Thanks for your detailed notes!
have you considered dropping backprop entirely and using blackbox methods like evolutionary computing
This is a really neat idea that I’d love to explore more. I’ve tried some brief experiments in that area in the past, using Z3 to find valid parameter combinations for different logic gates using that custom activation function. I didn’t have any luck, though; the optimizer ran for hours without finding any solutions and I fell back to a brute-force search instead.
A big part of the issue for me is that I’m just very unfamiliar with the whole domain. There’s probably a lot I did wrong in that experiment that caused it to fail, but I find that there are far fewer resources for those kinds of tools and methods than for backprop and neural network-focused techniques.
I know you have done work in a huge variety of topics. Do you know of any particular black-box optimizers or techniques that might be a good starting point for further exploration of this space? I know of one called Nevergrad, but I think it’s more designed to work for stuff like hyperparam optimization with ~dozens of variables or less rather than hundreds/thousands of network weights with complex, multi-objective optimization problems. I could be wrong though!

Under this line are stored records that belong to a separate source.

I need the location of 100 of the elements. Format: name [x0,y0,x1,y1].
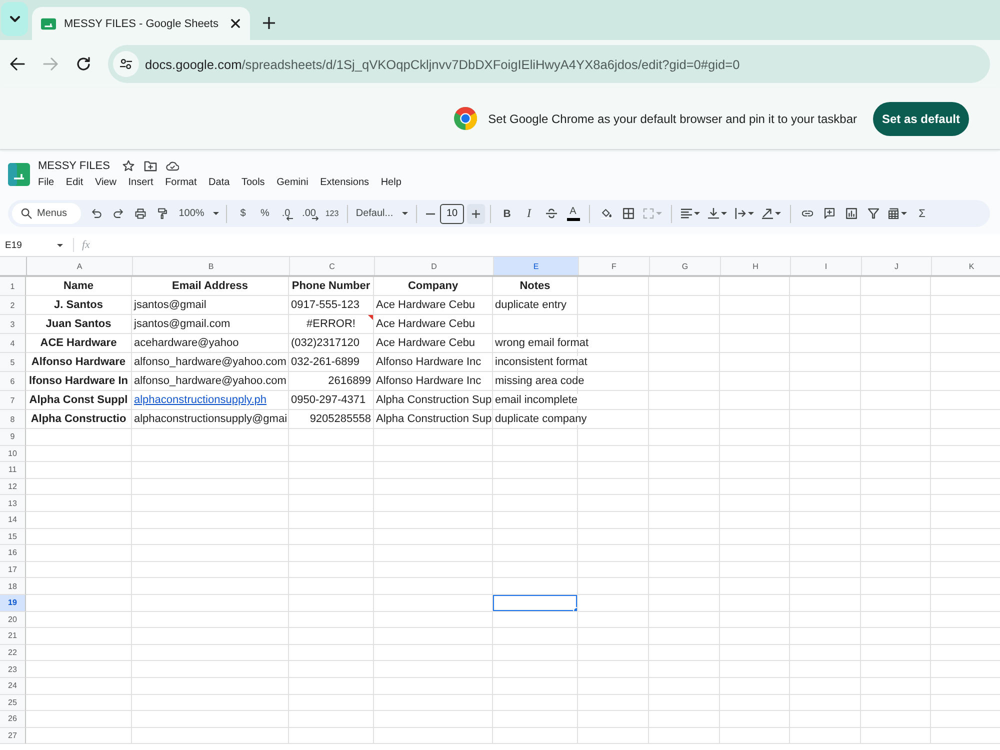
align-left-icon[interactable] [681,208,692,219]
row-header[interactable]: 25 [0,694,26,712]
row-header[interactable]: 24 [0,678,26,694]
site-info-button[interactable] [113,51,139,77]
name-box[interactable]: E19 [0,240,53,250]
font-select[interactable]: Defaul... [353,204,411,224]
functions-button[interactable]: Σ [911,204,933,224]
menu-item[interactable]: View [94,177,116,188]
borders-icon[interactable] [622,208,634,219]
row-header[interactable]: 26 [0,711,26,728]
row-header[interactable]: 9 [0,429,26,446]
folder-icon[interactable] [144,160,157,172]
document-title[interactable]: MESSY FILES [38,160,110,172]
row-header[interactable]: 18 [0,578,26,595]
zoom-select[interactable]: 100% [177,204,221,224]
add-comment-icon[interactable] [824,208,834,219]
row-header[interactable]: 5 [0,353,26,372]
align-bottom-icon[interactable] [708,208,719,219]
star-icon[interactable] [122,160,135,172]
font-size-field[interactable]: 10 [440,204,464,224]
italic-button[interactable]: I [518,204,540,224]
caret-down-icon[interactable] [57,244,63,246]
column-header[interactable]: J [862,257,932,275]
row-header[interactable]: 12 [0,478,26,496]
row-header[interactable]: 4 [0,334,26,353]
spreadsheet-logo-icon[interactable] [8,163,30,186]
increase-decimal-button[interactable]: .00 [299,204,322,224]
currency-format-button[interactable]: $ [232,204,254,224]
column-header[interactable]: B [133,257,290,275]
text-rotation-icon[interactable] [762,208,773,219]
row-header[interactable]: 21 [0,628,26,645]
row-header[interactable]: 22 [0,644,26,662]
strikethrough-icon[interactable] [546,208,556,219]
tab-list-button[interactable] [1,2,28,36]
column-header[interactable]: I [791,257,862,275]
plus-icon[interactable] [263,17,275,29]
close-icon[interactable] [231,19,240,28]
tune-icon [120,58,132,70]
cell-text: Juan Santos [46,318,112,330]
link-icon[interactable] [802,208,812,219]
increase-font-size-button[interactable] [467,204,485,224]
undo-icon[interactable] [90,208,102,219]
column-header[interactable]: A [27,257,133,275]
row-header[interactable]: 10 [0,446,26,462]
row-header[interactable]: 19 [0,594,26,612]
row-header[interactable]: 17 [0,562,26,578]
row-header[interactable]: 27 [0,728,26,744]
paint-roller-icon[interactable] [156,208,168,219]
row-header[interactable]: 1 [0,277,26,296]
cell-text: alfonso_hardware@yahoo.com [134,375,286,387]
select-all-corner[interactable] [0,257,27,275]
back-arrow-icon[interactable] [10,57,25,71]
menu-item[interactable]: Insert [128,177,154,188]
menu-item[interactable]: File [38,177,54,188]
menu-item[interactable]: Edit [66,177,84,188]
menu-item[interactable]: Gemini [276,177,308,188]
decrease-decimal-button[interactable]: .0 [276,204,299,224]
column-header[interactable]: E [494,257,579,275]
text-wrap-icon[interactable] [735,208,746,219]
menu-item[interactable]: Data [208,177,230,188]
row-header[interactable]: 3 [0,315,26,334]
cloud-icon[interactable] [166,160,179,172]
text-color-button[interactable]: A [562,204,584,224]
address-field[interactable]: docs.google.com/spreadsheets/d/1Sj_qVKOqpCkljnvv7DbDXFoigIEliHwyA4YX8a6jdos/edit?gid=0#gid=0 [108,45,990,83]
table-icon[interactable] [888,208,899,219]
column-header[interactable]: G [650,257,721,275]
chart-icon[interactable] [846,208,856,219]
row-header[interactable]: 20 [0,612,26,628]
filter-icon[interactable] [868,208,878,219]
row-header[interactable]: 23 [0,661,26,678]
row-header[interactable]: 8 [0,410,26,429]
row-header[interactable]: 13 [0,495,26,512]
number-format-button[interactable]: 123 [322,204,342,224]
column-header[interactable]: F [579,257,650,275]
print-icon[interactable] [134,208,146,219]
row-header[interactable]: 2 [0,296,26,315]
row-header[interactable]: 14 [0,512,26,529]
menu-search-field[interactable]: Menus [12,203,81,224]
row-header[interactable]: 7 [0,391,26,410]
browser-tab[interactable]: MESSY FILES - Google Sheets [32,7,250,40]
menu-item[interactable]: Extensions [320,177,370,188]
row-header[interactable]: 11 [0,462,26,479]
row-header[interactable]: 16 [0,545,26,562]
percent-format-button[interactable]: % [254,204,276,224]
minus-icon[interactable] [426,212,434,214]
cell-link[interactable]: alphaconstructionsupply.ph [134,394,266,406]
menu-item[interactable]: Help [380,177,402,188]
menu-item[interactable]: Format [165,177,197,188]
menu-item[interactable]: Tools [241,177,265,188]
set-default-button[interactable]: Set as default [873,102,969,136]
column-header[interactable]: D [375,257,494,275]
reload-icon[interactable] [76,57,91,71]
column-header[interactable]: K [932,257,1000,275]
redo-icon[interactable] [112,208,124,219]
row-header[interactable]: 6 [0,372,26,391]
paint-bucket-icon[interactable] [600,208,612,219]
column-header[interactable]: C [290,257,375,275]
bold-button[interactable]: B [496,204,518,224]
column-header[interactable]: H [721,257,791,275]
row-header[interactable]: 15 [0,528,26,546]
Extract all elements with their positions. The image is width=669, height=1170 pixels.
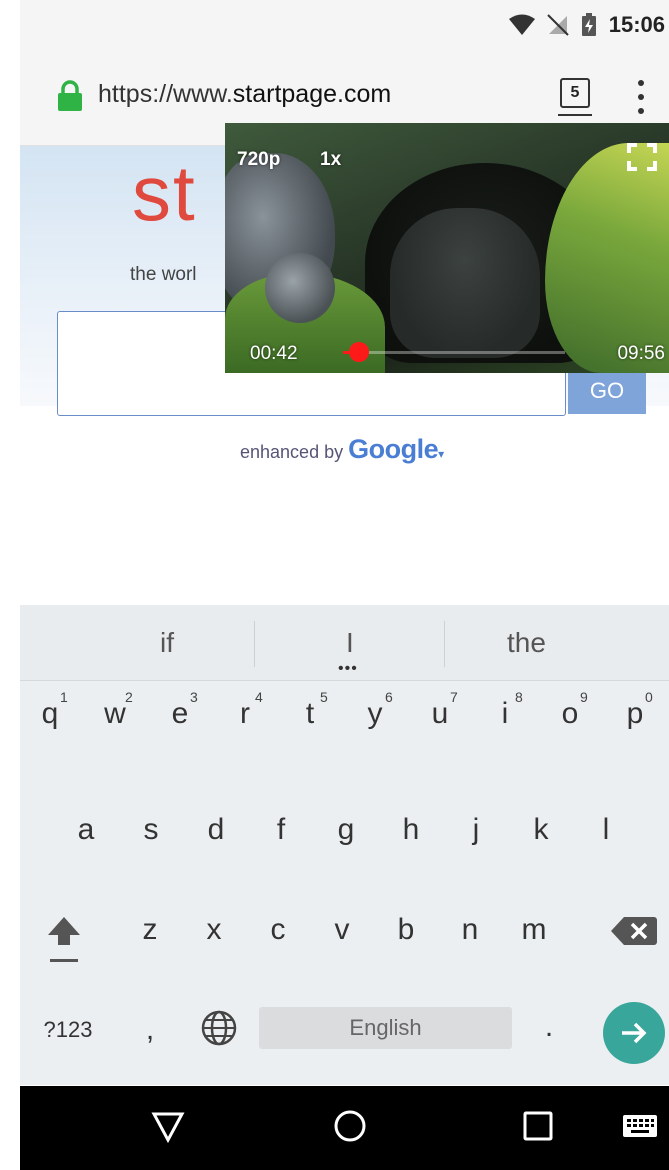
- soft-keyboard: if I the ••• q1w2e3r4t5y6u7i8o9p0 asdfgh…: [20, 605, 669, 1085]
- url-host: startpage.com: [232, 80, 392, 108]
- enter-button[interactable]: [603, 1002, 665, 1064]
- key-hint: 3: [190, 689, 198, 705]
- recents-icon[interactable]: [520, 1108, 556, 1144]
- dropdown-caret-icon: ▾: [438, 447, 445, 461]
- comma-key[interactable]: ,: [130, 1013, 170, 1047]
- home-icon[interactable]: [332, 1108, 368, 1144]
- lock-icon: [58, 80, 82, 111]
- key-hint: 0: [645, 689, 653, 705]
- key-h[interactable]: h: [391, 813, 431, 847]
- key-hint: 7: [450, 689, 458, 705]
- space-label: English: [349, 1015, 422, 1040]
- shift-icon[interactable]: [44, 913, 84, 965]
- phone-screen: 15:06 https://www.startpage.com 5 st the…: [20, 0, 669, 1170]
- video-frame-rock-small: [265, 253, 335, 323]
- status-bar: 15:06: [20, 0, 669, 50]
- video-frame-grass-right: [545, 143, 669, 373]
- tagline: the worl: [130, 264, 197, 285]
- key-hint: 8: [515, 689, 523, 705]
- key-g[interactable]: g: [326, 813, 366, 847]
- key-n[interactable]: n: [450, 913, 490, 947]
- floating-video-player[interactable]: 720p 1x 00:42 09:56: [225, 123, 669, 373]
- google-brand: Google: [348, 434, 439, 464]
- space-bar[interactable]: English: [259, 1007, 512, 1049]
- url-text[interactable]: https://www.startpage.com: [98, 80, 391, 109]
- key-hint: 1: [60, 689, 68, 705]
- current-time: 00:42: [250, 343, 298, 364]
- key-c[interactable]: c: [258, 913, 298, 947]
- key-hint: 2: [125, 689, 133, 705]
- backspace-icon[interactable]: [610, 915, 658, 947]
- progress-bar[interactable]: [343, 342, 565, 362]
- period-key[interactable]: .: [529, 1010, 569, 1044]
- suggestion-divider: [254, 621, 255, 667]
- key-x[interactable]: x: [194, 913, 234, 947]
- suggestion-strip: if I the •••: [20, 605, 669, 681]
- battery-charging-icon: [581, 13, 596, 36]
- keyboard-switch-icon[interactable]: [622, 1112, 658, 1140]
- status-icons: 15:06: [508, 0, 669, 50]
- suggestion-2[interactable]: I: [346, 627, 354, 659]
- key-hint: 5: [320, 689, 328, 705]
- key-hint: 9: [580, 689, 588, 705]
- key-a[interactable]: a: [66, 813, 106, 847]
- key-f[interactable]: f: [261, 813, 301, 847]
- status-time: 15:06: [608, 12, 665, 37]
- tab-switcher-button[interactable]: 5: [560, 78, 590, 108]
- key-hint: 4: [255, 689, 263, 705]
- startpage-logo: st: [132, 149, 197, 237]
- key-j[interactable]: j: [456, 813, 496, 847]
- key-s[interactable]: s: [131, 813, 171, 847]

Another thing to try is to avoid regularization early on
This is an interesting idea. I actually do the opposite: cut the regularization intensity over time. I end up re-running training many times until I get a good initialization instead.
I’m a little concerned about the need for large weights.
“Large” is kinda relative in this situation. Given the kinds of weights I see after training, I consider anything >1 to be “large”.
For representing logic gates, almost all of them can be represented with integer combinations of weights and biases just due to the way the activation function works. If the models stuck to using just integer values, it would be possible to store the params very efficiently and turn the whole thing from continuous to discrete (which to be honest was the ultimate goal of this work).
However, I wasn’t able to successfully get the models to do that outside of very simple examples. A lot of neurons develop integer weights by themselves, though.
the top of one figure is slightly cut off
Ty for letting me know! I’ll look into that.
Ty again for taking the time to read the post and for the detailed feedback—I truly appreciate it!
Wow, I appreciate this list! I’ve heard of a few of the things you list like the weight-agnostic NNs, but most is entirely new to me.
Tyvm for taking the time to put it together.